The damage caused by frost depends on the minimum temperature, the time of exposure to that temperature, the species, the variety and the state of maturity of the fruit; thus, technical teams of each exporter must carefully evaluate the potential damage in each orchard and stop its harvest until determining the incidence of damage in the fruit.
It’s still too early to estimate the damage in the fruit, since the internal damage only manifests itself 10 days after the frost occurred. “In the field damage evaluations will be carried out exhaustively in all orchards at risk until we are certain that the fruit for export doesn’t present any damage,” emphasized Juan Enrique Ortuzar, the President of the Citrus Committee.

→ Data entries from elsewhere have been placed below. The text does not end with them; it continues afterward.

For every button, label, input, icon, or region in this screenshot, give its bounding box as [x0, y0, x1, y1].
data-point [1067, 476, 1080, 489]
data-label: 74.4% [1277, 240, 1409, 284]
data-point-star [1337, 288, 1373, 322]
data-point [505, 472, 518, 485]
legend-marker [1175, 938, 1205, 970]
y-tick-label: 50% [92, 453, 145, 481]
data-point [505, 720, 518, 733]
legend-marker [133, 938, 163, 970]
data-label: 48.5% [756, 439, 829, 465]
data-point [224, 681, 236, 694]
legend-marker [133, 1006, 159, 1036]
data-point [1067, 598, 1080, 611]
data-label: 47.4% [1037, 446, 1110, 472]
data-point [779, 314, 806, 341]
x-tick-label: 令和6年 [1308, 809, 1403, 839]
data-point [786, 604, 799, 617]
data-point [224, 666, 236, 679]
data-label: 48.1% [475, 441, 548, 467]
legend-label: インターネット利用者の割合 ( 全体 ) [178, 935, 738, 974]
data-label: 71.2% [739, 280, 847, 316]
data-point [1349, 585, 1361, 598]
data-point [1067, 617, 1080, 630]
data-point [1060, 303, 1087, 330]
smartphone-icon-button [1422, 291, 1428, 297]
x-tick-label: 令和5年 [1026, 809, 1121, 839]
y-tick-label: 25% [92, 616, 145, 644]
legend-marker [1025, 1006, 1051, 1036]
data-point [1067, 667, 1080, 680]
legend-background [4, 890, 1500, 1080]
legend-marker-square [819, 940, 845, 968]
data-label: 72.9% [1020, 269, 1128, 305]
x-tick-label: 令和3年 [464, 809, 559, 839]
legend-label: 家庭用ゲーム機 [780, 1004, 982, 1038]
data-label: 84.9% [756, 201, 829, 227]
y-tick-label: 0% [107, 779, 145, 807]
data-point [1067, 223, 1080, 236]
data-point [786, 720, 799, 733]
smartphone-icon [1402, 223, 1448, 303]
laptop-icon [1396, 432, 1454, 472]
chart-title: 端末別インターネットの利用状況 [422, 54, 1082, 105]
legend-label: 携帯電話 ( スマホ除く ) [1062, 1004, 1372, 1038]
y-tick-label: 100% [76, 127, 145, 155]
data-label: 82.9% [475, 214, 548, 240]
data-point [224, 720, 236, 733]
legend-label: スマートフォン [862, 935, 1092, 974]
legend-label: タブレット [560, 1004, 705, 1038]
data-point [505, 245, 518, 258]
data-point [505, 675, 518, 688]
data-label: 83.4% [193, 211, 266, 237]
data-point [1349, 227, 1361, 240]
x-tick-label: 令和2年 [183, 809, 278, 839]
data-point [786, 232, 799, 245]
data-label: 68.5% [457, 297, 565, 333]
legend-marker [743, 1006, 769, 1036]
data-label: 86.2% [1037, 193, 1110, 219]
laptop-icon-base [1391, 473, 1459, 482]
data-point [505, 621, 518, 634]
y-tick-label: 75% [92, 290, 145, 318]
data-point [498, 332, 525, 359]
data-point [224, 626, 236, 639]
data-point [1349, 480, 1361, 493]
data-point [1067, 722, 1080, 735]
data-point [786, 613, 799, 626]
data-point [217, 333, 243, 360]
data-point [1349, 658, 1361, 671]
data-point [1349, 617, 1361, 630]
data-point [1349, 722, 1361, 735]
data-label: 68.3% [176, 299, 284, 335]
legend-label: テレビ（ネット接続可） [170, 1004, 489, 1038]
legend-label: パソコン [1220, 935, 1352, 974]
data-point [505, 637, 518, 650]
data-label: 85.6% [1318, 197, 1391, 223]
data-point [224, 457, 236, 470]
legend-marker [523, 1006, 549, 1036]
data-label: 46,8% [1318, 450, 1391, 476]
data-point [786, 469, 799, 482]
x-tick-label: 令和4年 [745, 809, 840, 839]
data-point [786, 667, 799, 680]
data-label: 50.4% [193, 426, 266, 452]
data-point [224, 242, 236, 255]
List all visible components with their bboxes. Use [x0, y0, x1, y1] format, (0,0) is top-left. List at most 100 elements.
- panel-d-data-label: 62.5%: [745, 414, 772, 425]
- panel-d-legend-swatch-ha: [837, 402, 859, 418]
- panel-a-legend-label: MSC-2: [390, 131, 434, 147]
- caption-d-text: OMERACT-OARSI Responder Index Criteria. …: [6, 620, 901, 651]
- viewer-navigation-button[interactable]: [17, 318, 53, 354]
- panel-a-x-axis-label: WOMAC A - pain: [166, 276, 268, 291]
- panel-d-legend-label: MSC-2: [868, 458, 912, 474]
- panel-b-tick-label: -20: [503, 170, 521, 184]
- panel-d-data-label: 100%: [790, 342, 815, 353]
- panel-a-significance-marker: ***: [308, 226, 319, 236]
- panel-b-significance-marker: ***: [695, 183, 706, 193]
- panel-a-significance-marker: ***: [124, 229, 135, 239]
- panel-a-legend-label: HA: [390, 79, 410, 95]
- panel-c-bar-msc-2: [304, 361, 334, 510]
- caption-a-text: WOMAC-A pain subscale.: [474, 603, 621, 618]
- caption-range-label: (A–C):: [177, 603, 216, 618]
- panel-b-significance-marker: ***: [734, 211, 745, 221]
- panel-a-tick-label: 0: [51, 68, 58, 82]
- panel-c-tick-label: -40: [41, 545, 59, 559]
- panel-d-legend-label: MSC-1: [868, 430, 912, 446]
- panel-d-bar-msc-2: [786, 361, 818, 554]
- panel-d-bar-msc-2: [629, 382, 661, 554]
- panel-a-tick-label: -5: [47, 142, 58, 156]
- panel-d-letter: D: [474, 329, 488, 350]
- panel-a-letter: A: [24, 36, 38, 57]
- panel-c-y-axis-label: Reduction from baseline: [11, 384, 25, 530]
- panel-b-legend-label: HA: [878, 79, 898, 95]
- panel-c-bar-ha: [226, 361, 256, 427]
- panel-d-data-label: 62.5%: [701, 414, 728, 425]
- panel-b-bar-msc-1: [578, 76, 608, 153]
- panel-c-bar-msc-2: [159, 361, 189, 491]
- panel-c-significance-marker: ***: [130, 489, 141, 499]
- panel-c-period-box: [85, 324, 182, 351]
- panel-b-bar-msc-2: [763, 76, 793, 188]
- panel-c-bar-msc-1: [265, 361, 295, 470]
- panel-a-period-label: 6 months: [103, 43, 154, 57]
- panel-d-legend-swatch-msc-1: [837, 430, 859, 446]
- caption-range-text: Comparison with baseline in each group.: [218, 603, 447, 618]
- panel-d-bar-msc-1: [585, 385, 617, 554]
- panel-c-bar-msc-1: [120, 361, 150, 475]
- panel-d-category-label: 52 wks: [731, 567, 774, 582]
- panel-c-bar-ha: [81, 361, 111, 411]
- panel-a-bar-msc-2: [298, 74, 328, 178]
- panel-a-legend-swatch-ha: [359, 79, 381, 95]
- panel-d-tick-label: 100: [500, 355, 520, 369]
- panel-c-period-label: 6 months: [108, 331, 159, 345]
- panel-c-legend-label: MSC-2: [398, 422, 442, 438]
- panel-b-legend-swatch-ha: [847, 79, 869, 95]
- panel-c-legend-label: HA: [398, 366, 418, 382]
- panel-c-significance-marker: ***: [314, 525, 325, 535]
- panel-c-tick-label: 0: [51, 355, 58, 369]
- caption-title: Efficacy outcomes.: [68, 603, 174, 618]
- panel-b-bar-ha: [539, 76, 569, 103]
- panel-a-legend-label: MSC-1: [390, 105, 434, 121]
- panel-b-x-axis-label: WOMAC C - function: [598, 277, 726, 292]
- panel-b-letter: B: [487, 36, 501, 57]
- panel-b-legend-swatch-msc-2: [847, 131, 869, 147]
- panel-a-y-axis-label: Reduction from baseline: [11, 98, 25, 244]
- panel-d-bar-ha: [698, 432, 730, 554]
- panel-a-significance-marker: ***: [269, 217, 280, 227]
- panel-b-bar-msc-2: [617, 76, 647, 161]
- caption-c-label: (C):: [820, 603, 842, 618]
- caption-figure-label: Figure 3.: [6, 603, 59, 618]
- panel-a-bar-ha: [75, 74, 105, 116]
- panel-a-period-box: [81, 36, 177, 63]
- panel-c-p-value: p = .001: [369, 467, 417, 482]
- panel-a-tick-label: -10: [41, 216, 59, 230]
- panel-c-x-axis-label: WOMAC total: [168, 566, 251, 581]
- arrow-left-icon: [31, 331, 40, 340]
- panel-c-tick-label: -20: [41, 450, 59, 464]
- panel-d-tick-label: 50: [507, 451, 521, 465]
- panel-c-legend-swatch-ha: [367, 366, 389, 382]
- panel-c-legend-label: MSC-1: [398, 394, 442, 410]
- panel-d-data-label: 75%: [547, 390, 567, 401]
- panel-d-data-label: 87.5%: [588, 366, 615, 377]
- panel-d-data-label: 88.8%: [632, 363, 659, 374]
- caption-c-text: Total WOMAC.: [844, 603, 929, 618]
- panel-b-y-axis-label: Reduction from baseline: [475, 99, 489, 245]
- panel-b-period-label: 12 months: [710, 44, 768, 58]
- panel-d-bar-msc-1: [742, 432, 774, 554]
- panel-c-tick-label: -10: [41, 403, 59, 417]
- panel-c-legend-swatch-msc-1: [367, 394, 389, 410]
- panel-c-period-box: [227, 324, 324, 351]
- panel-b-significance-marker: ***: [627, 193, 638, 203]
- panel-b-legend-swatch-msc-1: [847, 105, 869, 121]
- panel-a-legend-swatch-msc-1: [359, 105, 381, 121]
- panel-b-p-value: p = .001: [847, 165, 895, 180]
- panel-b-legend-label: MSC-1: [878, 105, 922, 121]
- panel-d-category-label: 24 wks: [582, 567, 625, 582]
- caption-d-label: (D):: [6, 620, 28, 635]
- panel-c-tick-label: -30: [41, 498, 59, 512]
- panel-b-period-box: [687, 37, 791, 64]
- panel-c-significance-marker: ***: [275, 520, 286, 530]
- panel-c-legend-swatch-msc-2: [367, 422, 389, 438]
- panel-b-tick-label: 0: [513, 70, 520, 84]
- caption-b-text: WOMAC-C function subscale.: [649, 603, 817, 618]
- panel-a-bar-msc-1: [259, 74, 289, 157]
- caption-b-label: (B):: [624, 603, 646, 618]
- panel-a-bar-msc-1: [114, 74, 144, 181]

The frosts didn’t affect all areas, nor all citrus orchards. In fact, an orchard may have sectors that were affected and other areas that have no damages. “Currently, most of the orchards are in located in places that are more protected from the cold within the valleys. There has been a change in the way we produce citrus as producers have cultivated crops that are more tolerant to the cold in the lower sectors of the valleys, where frost affects crops more intensely,” added Ortuzar.
Harvest status
To date, harvests have advanced as follows: 35% advance in Lemons, 55% advance in Clementines and 10% advance in Navel oranges, which present a good sugar level, which allows the fruits to better resist low temperatures. The harvest of the late mandarins hasn’t started.
ASOEX’s Citrus Committee has developed an action handbook against frost so that producers and exporters act together, following a precise and disciplined work plan to prevent the fruit that will be exported to be damaged by low temperatures. These actions include the installation of thermographers in the orchards and the temporary suspension of crops in the affected orchards, until the fruit is checked to confirm that it meets the corresponding export requirements. These measures have already been applied in similar episodes that occurred in previous seasons with very good results.
The Committee expects to have more information about the potential damage caused by the frost within the next two weeks, once the evaluations have been made in each orchard; any decrease in the export volumes, will be reported in a timely manner.